Exercise and fertility: What you need to know

So, just how much and when should you exercise if you’re trying to conceive?

A common question I get from my patients who are trying to conceive is, “How much and when should I exercise?” This is such a great question because one can definitely over-exercise thereby interfering with the conception process, and yet, a woman needs some movement in her body to assist the menstruation, ovulation, and potential implantation phases of her cycle.

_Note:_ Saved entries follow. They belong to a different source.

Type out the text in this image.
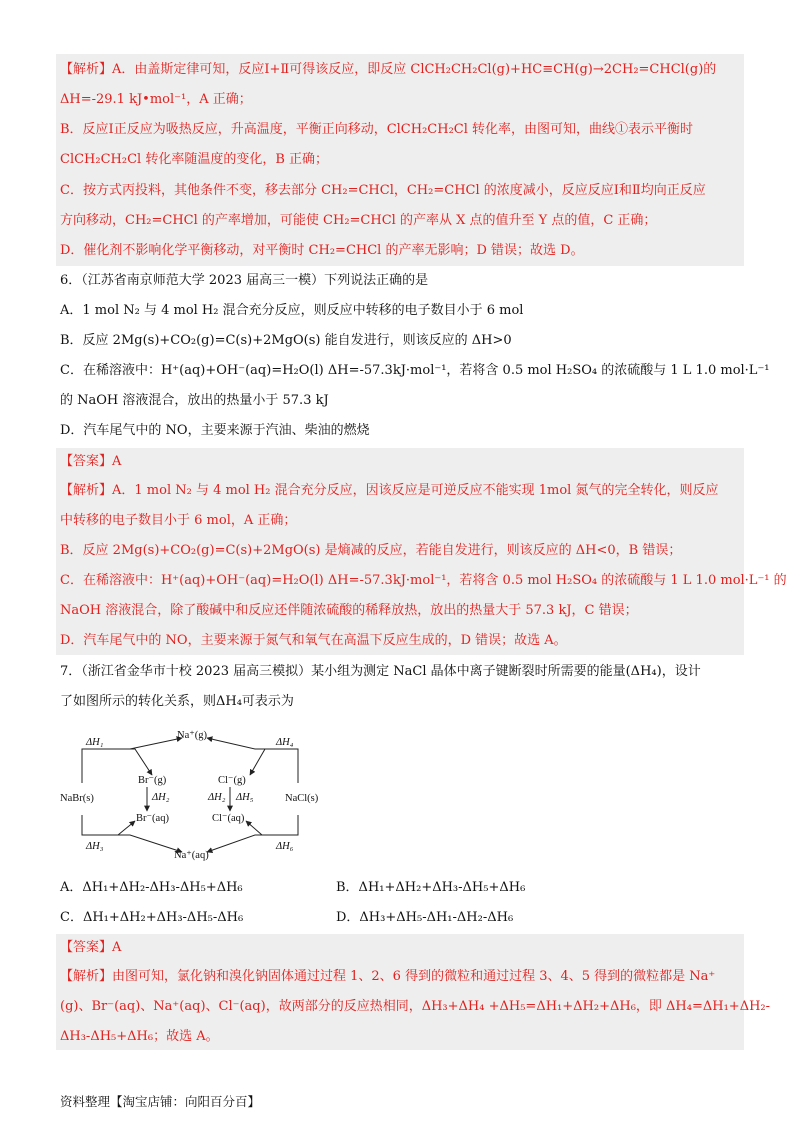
【解析】A．由盖斯定律可知，反应Ⅰ+Ⅱ可得该反应，即反应 ClCH₂CH₂Cl(g)+HC≡CH(g)→2CH₂=CHCl(g)的
ΔH=-29.1 kJ•mol⁻¹，A 正确；
B．反应Ⅰ正反应为吸热反应，升高温度，平衡正向移动，ClCH₂CH₂Cl 转化率，由图可知，曲线①表示平衡时
ClCH₂CH₂Cl 转化率随温度的变化，B 正确；
C．按方式丙投料，其他条件不变，移去部分 CH₂=CHCl，CH₂=CHCl 的浓度减小，反应反应Ⅰ和Ⅱ均向正反应
方向移动，CH₂=CHCl 的产率增加，可能使 CH₂=CHCl 的产率从 X 点的值升至 Y 点的值，C 正确；
D．催化剂不影响化学平衡移动，对平衡时 CH₂=CHCl 的产率无影响；D 错误；故选 D。
6．（江苏省南京师范大学 2023 届高三一模）下列说法正确的是
A．1 mol N₂ 与 4 mol H₂ 混合充分反应，则反应中转移的电子数目小于 6 mol
B．反应 2Mg(s)+CO₂(g)=C(s)+2MgO(s) 能自发进行，则该反应的 ΔH>0
C．在稀溶液中：H⁺(aq)+OH⁻(aq)=H₂O(l) ΔH=-57.3kJ·mol⁻¹，若将含 0.5 mol H₂SO₄ 的浓硫酸与 1 L 1.0 mol·L⁻¹
的 NaOH 溶液混合，放出的热量小于 57.3 kJ
D．汽车尾气中的 NO，主要来源于汽油、柴油的燃烧
【答案】A
【解析】A．1 mol N₂ 与 4 mol H₂ 混合充分反应，因该反应是可逆反应不能实现 1mol 氮气的完全转化，则反应
中转移的电子数目小于 6 mol，A 正确；
B．反应 2Mg(s)+CO₂(g)=C(s)+2MgO(s) 是熵减的反应，若能自发进行，则该反应的 ΔH<0，B 错误；
C．在稀溶液中：H⁺(aq)+OH⁻(aq)=H₂O(l) ΔH=-57.3kJ·mol⁻¹，若将含 0.5 mol H₂SO₄ 的浓硫酸与 1 L 1.0 mol·L⁻¹ 的
NaOH 溶液混合，除了酸碱中和反应还伴随浓硫酸的稀释放热，放出的热量大于 57.3 kJ，C 错误；
D．汽车尾气中的 NO，主要来源于氮气和氧气在高温下反应生成的，D 错误；故选 A。
7．（浙江省金华市十校 2023 届高三模拟）某小组为测定 NaCl 晶体中离子键断裂时所需要的能量(ΔH₄)，设计
了如图所示的转化关系，则ΔH₄可表示为
ΔH₁	ΔH₄
ΔH₂	ΔH₂ ΔH₅
ΔH₃	ΔH₆
Na⁺(g)
Br⁻(g)	Cl⁻(g)
Br⁻(aq)	Cl⁻(aq)
NaBr(s)	NaCl(s)
Na⁺(aq)
A．ΔH₁+ΔH₂-ΔH₃-ΔH₅+ΔH₆	B．ΔH₁+ΔH₂+ΔH₃-ΔH₅+ΔH₆
C．ΔH₁+ΔH₂+ΔH₃-ΔH₅-ΔH₆	D．ΔH₃+ΔH₅-ΔH₁-ΔH₂-ΔH₆
【答案】A
【解析】由图可知，氯化钠和溴化钠固体通过过程 1、2、6 得到的微粒和通过过程 3、4、5 得到的微粒都是 Na⁺
(g)、Br⁻(aq)、Na⁺(aq)、Cl⁻(aq)，故两部分的反应热相同，ΔH₃+ΔH₄ +ΔH₅=ΔH₁+ΔH₂+ΔH₆，即 ΔH₄=ΔH₁+ΔH₂-
ΔH₃-ΔH₅+ΔH₆；故选 A。
资料整理【淘宝店铺：向阳百分百】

In Chinese medicine we adhere to the old adage, everything in moderation. This goes for exercise, too. Too much exercise can damage Yin and deplete Qi and Blood while diverting energy to the musculoskeletal system at the expense of the reproductive system. This diversion of energy can cause things like hormone imbalance, anovulation (when a woman no longer ovulates), and amenorrhea (when a woman no longer menstruates).

Moderate exercise, on the other hand, is good for improving circulation of Qi and Blood, especially around reproductive organs, and mobilizing what we refer to as ‘dampness’ in Chinese medicine. The results are improved emotions, lower stress, balanced blood sugar levels, balanced hormones, reduced inflammation, healthy weight, and increased fertility.

A good rule to follow is that exercise should make you feel refreshed and energized afterwards, not exhausted. Most people will benefit from moderate exercise for 30 minutes almost every day. Start slowly if you haven’t been exercising regularly, and scale back if you reach the point of endorphin rush.

Perhaps the most important aspect of exercising when trying to conceive is to exercise in harmony with the four phases of your menstrual cycle. Here are a few things to keep in mind when planning your exercise routine in order to optimize your fertility.

Phase 1

During your menstruation week, also known as Phase 1, it’s important to avoid strenuous aerobic exercise. According to Chinese medicine, the time of bleeding is an especially vulnerable time for a woman’s health. It’s more likely that you will “injure” the Blood, Qi, and Yin if you over-exert yourself during menstruation, meaning you’re more likely to get sick or aggravate a chronic, constitutional weaknesses.

Menstruation is a sacred time of detoxification and renewal, a time to focus within. As your Kidney Yin and Yang energies decline, try meditative exercise like qi gong, yoga, and tai chi to help tune-in to your body and inner world. Also, gentle exercise like simply walking can help the menstrual blood to flow more smoothly and reduce cramps and clots.

Phase 2

Phase 2, the week after your period, also known as the pre-ovulation stage, is a time when you can engage in 20-30 minutes of aerobic exercise per day. You are no longer bleeding, and your Kidney Yin and Yang are at their lowest levels. Engaging in moderate aerobic exercise can prevent stagnation as your Yin and Yang start to build again.

Phase 3

Ovulation week, Phase 3, is when your Kidney Yin and Yang energies are growing, giving you extra energy to support more activity and movement. Enjoy it! Gentle exercise like swimming, walking, yoga, or qi gong will keep smooth energy flowing through your reproductive organs, assisting the fallopian tubes in their precise movement to catch the egg that is released. This subtle, crucial process requires movement of Qi, but not too much or else it can be disrupted. Avoid high impact exercise like running or step aerobics this week.

Phase 4

Finally, Phase 4, the week of potential implantation. Kidney Yin and Yang energies have reached their peak and start to decline again. As the egg makes its way down the fallopian tube and hopefully into the uterine lining, we can assist this gentle journey by keeping our Qi and Blood moving. Moderate exercise like swimming, biking (not mountain biking), walking, yoga, or qi gong are wonderful activities to try this week. Make sure to avoid intensely aerobic or high impact exercise like running, which could jostle the egg out of its cozy nest.